First, double check that you have the very latest updates for your OS and for all installed browsers, as well as for essential browser add-ons like Flash and Adobe Reader. Wherever possible, enable automatic updates.
Double check that your antivirus or security suite is fully up to date, and run the most thorough scan it offers. Don't assume, though, that your antivirus will root out all problems. After all, it didn't stop the initial hack. Get a second opinion. Temporarily disable your installed antivirus's real-time protection and run a scan using one or more of the available free antivirus tools. Focus on those that specialise in clean-up.
Change your habits
Now that you've got control of the situation, don't let this happen again! Be sure to keep using your password manager, and don't slip back into the habit of recycling the same handful of passwords. If a website you use offers two step verification, be sure to turn it on.

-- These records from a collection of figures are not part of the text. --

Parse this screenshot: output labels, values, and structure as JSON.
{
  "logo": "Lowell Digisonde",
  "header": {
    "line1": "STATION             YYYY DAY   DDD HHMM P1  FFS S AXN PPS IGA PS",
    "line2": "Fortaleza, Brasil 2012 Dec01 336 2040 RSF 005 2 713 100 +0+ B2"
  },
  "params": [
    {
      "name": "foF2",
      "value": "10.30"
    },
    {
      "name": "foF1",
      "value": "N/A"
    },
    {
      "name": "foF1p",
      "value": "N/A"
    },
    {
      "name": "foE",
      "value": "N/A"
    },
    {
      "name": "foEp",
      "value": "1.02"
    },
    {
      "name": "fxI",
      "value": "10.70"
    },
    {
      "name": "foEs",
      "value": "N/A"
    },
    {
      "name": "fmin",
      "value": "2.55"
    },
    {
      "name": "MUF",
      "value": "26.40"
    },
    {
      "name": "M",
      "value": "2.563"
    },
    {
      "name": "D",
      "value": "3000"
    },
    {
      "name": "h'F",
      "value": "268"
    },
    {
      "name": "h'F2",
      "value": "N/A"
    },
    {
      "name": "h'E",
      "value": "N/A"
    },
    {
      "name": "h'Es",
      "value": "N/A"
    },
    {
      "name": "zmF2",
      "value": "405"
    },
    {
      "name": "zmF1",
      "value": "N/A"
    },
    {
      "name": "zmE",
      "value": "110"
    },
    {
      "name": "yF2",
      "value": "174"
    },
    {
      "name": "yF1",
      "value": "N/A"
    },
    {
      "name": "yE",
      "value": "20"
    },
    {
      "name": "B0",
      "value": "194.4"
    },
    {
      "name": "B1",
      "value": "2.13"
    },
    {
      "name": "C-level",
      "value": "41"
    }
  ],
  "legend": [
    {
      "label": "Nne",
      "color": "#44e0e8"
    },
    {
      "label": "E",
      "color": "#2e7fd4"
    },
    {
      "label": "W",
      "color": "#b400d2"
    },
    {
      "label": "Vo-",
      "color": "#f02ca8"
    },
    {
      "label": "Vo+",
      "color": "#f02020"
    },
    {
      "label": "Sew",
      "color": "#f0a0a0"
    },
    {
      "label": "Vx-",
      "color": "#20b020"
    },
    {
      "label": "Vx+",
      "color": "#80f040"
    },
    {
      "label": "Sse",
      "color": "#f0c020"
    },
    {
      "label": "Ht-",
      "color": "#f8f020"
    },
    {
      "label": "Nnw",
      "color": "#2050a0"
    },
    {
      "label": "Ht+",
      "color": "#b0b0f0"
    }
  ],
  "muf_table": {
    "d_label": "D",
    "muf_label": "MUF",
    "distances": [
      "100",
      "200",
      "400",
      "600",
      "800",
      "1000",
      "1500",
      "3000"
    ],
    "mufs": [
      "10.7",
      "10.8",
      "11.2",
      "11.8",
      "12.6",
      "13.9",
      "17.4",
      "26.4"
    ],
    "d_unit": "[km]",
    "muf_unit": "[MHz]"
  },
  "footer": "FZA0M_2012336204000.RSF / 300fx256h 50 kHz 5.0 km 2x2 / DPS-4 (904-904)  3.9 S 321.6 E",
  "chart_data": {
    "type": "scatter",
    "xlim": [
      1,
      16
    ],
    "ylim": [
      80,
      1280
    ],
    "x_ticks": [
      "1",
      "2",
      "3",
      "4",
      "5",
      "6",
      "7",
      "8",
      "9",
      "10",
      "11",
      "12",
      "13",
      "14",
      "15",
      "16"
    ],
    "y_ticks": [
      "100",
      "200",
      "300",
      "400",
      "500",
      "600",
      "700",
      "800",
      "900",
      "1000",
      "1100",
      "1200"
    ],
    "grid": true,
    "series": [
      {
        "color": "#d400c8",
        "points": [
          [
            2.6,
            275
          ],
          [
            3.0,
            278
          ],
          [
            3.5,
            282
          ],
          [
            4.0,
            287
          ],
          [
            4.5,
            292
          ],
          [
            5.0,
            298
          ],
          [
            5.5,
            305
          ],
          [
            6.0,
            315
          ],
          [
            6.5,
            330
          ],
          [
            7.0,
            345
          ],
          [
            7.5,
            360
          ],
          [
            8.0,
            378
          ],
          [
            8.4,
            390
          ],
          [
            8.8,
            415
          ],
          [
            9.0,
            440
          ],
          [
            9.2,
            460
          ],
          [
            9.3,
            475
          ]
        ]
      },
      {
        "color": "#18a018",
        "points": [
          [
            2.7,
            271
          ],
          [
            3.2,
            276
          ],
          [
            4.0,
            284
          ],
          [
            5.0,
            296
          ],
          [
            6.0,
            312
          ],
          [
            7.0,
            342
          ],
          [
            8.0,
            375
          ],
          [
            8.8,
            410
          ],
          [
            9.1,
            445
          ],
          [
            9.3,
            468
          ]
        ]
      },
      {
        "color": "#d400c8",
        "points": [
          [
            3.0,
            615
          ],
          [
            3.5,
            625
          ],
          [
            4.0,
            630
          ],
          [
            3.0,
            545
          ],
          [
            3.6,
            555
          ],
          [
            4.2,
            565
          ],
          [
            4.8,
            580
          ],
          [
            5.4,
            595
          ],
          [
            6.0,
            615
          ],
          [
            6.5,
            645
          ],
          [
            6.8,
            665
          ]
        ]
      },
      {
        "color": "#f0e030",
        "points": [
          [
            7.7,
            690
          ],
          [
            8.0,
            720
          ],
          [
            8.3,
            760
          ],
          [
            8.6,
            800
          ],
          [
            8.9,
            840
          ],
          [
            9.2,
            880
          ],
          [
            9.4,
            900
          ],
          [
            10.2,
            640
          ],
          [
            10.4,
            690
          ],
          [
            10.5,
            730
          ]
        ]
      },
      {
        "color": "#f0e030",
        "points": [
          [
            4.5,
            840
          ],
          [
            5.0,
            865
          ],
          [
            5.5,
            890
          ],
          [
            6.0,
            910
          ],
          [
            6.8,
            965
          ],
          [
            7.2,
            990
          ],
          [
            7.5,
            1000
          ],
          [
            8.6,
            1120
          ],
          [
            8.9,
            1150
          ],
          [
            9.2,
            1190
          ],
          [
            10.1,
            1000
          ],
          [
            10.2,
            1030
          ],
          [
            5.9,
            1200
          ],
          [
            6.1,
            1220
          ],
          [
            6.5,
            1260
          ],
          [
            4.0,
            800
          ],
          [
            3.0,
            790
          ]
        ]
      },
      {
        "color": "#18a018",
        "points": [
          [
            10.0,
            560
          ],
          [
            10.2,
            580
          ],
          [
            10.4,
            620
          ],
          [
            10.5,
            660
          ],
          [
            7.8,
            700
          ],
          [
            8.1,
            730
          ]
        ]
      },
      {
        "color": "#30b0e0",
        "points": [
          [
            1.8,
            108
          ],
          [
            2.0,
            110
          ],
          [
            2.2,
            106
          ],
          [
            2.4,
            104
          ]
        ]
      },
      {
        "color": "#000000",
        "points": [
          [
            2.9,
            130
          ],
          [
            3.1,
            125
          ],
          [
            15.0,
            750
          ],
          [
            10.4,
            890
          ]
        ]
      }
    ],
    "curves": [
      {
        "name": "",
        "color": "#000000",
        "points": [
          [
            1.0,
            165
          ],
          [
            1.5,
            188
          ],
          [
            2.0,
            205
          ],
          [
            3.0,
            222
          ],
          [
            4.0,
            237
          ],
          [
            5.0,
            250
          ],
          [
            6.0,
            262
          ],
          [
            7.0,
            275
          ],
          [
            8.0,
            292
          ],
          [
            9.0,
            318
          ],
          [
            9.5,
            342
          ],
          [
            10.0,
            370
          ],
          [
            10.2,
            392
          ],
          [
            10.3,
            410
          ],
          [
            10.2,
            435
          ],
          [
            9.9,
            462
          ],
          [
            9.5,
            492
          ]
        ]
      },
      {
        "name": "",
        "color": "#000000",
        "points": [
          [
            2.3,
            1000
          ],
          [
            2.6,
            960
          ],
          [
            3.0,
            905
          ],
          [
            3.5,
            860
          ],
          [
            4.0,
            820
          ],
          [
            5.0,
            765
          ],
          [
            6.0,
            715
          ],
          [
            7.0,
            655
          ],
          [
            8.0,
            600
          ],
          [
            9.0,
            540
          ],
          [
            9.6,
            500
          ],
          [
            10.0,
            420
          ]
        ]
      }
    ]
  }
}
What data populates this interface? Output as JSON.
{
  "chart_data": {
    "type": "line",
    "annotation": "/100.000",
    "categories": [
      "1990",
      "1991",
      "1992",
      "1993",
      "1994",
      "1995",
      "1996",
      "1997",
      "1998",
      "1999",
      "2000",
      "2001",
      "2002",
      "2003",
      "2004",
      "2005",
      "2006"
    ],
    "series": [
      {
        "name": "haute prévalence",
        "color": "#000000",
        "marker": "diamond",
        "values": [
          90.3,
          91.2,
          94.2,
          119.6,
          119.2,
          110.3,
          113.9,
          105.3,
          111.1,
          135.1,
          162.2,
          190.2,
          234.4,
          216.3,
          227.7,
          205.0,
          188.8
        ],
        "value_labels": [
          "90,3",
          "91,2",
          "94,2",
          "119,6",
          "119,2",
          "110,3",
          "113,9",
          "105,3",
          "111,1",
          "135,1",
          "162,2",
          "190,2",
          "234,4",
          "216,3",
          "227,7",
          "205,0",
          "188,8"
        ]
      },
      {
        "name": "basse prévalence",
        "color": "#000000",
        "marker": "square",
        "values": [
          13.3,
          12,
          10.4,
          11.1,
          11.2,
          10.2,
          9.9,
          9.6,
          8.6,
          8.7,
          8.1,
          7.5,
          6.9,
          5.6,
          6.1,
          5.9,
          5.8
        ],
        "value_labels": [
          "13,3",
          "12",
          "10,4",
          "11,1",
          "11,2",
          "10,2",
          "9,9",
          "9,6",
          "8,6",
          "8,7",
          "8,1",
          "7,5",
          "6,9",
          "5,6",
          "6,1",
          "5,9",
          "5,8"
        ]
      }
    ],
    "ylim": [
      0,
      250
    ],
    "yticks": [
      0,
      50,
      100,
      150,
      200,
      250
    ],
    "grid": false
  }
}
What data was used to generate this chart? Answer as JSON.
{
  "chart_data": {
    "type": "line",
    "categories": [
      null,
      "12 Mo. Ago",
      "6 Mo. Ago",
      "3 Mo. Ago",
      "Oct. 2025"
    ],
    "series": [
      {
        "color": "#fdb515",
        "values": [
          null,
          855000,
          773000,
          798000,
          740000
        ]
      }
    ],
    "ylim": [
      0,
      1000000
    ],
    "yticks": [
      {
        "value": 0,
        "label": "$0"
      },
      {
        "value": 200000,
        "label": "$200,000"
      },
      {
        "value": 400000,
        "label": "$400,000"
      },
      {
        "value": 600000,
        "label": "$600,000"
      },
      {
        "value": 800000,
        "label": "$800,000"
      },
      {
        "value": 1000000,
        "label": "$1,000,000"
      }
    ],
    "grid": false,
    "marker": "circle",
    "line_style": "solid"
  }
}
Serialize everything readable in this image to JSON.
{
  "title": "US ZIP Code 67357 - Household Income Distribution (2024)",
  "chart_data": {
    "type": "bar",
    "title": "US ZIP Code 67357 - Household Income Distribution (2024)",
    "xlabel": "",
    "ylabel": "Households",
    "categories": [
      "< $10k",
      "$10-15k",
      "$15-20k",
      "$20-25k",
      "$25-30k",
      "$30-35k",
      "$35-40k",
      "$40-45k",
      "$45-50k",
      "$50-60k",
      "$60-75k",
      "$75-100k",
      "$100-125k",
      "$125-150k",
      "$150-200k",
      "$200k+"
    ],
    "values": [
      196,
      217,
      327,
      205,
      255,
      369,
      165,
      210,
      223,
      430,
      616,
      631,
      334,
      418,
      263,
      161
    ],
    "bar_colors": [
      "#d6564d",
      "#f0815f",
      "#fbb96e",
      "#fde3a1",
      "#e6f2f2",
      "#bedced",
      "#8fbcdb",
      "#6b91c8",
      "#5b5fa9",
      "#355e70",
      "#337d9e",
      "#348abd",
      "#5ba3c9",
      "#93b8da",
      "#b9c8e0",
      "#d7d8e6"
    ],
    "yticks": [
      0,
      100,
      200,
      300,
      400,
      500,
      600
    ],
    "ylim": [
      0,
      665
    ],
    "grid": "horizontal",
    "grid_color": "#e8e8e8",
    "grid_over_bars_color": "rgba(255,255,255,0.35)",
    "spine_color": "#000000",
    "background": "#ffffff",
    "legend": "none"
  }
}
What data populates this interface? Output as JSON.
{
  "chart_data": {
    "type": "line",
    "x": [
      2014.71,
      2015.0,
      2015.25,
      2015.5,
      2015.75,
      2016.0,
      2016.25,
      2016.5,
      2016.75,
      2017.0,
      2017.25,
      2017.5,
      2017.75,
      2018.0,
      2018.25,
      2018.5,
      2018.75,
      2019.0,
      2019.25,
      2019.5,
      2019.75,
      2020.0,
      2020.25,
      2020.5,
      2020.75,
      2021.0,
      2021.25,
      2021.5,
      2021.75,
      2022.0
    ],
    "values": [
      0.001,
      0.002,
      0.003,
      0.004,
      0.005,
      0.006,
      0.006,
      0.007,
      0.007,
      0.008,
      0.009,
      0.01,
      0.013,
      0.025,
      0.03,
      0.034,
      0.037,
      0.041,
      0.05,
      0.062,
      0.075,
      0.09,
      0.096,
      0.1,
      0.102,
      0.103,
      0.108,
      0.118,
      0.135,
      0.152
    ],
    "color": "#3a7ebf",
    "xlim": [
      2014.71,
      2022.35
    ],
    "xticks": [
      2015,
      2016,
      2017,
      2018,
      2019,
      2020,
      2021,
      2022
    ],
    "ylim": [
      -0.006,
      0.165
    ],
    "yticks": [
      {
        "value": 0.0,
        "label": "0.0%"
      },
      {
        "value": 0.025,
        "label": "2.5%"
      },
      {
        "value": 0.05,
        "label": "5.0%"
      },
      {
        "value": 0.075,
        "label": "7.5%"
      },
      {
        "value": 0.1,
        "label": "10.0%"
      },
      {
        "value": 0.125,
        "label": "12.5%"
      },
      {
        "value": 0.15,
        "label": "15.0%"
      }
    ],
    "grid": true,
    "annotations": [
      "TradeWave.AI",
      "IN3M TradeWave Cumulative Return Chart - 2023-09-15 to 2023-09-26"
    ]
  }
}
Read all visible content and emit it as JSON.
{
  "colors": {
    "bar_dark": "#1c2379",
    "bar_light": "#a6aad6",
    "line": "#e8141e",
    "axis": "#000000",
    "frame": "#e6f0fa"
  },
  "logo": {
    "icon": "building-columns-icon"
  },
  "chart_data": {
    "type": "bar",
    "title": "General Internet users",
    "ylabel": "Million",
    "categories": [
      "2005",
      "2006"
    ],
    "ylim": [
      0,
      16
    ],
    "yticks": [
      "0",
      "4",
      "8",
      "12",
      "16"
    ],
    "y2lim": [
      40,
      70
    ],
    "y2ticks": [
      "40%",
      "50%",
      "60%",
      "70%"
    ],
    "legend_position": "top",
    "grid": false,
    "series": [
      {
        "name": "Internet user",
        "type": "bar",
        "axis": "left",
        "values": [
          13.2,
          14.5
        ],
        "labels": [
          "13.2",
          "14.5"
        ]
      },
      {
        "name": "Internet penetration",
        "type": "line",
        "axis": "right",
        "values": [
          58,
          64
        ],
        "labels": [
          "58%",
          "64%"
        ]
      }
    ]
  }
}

Check periodically to ensure that your OS, your antivirus, and all installed browsers and browser add-ons are getting updates as they should. Take extra care when using public computers. And never, ever, ever give your passwords to anybody.
Lastly, keep your eyes open for suspicious behaviour on your online accounts, and your friends' accounts. If your friends are posting nonsensical links, or sending you unprompted PDF attachments with strange names, take a minute to check that they really meant to send that file over to you.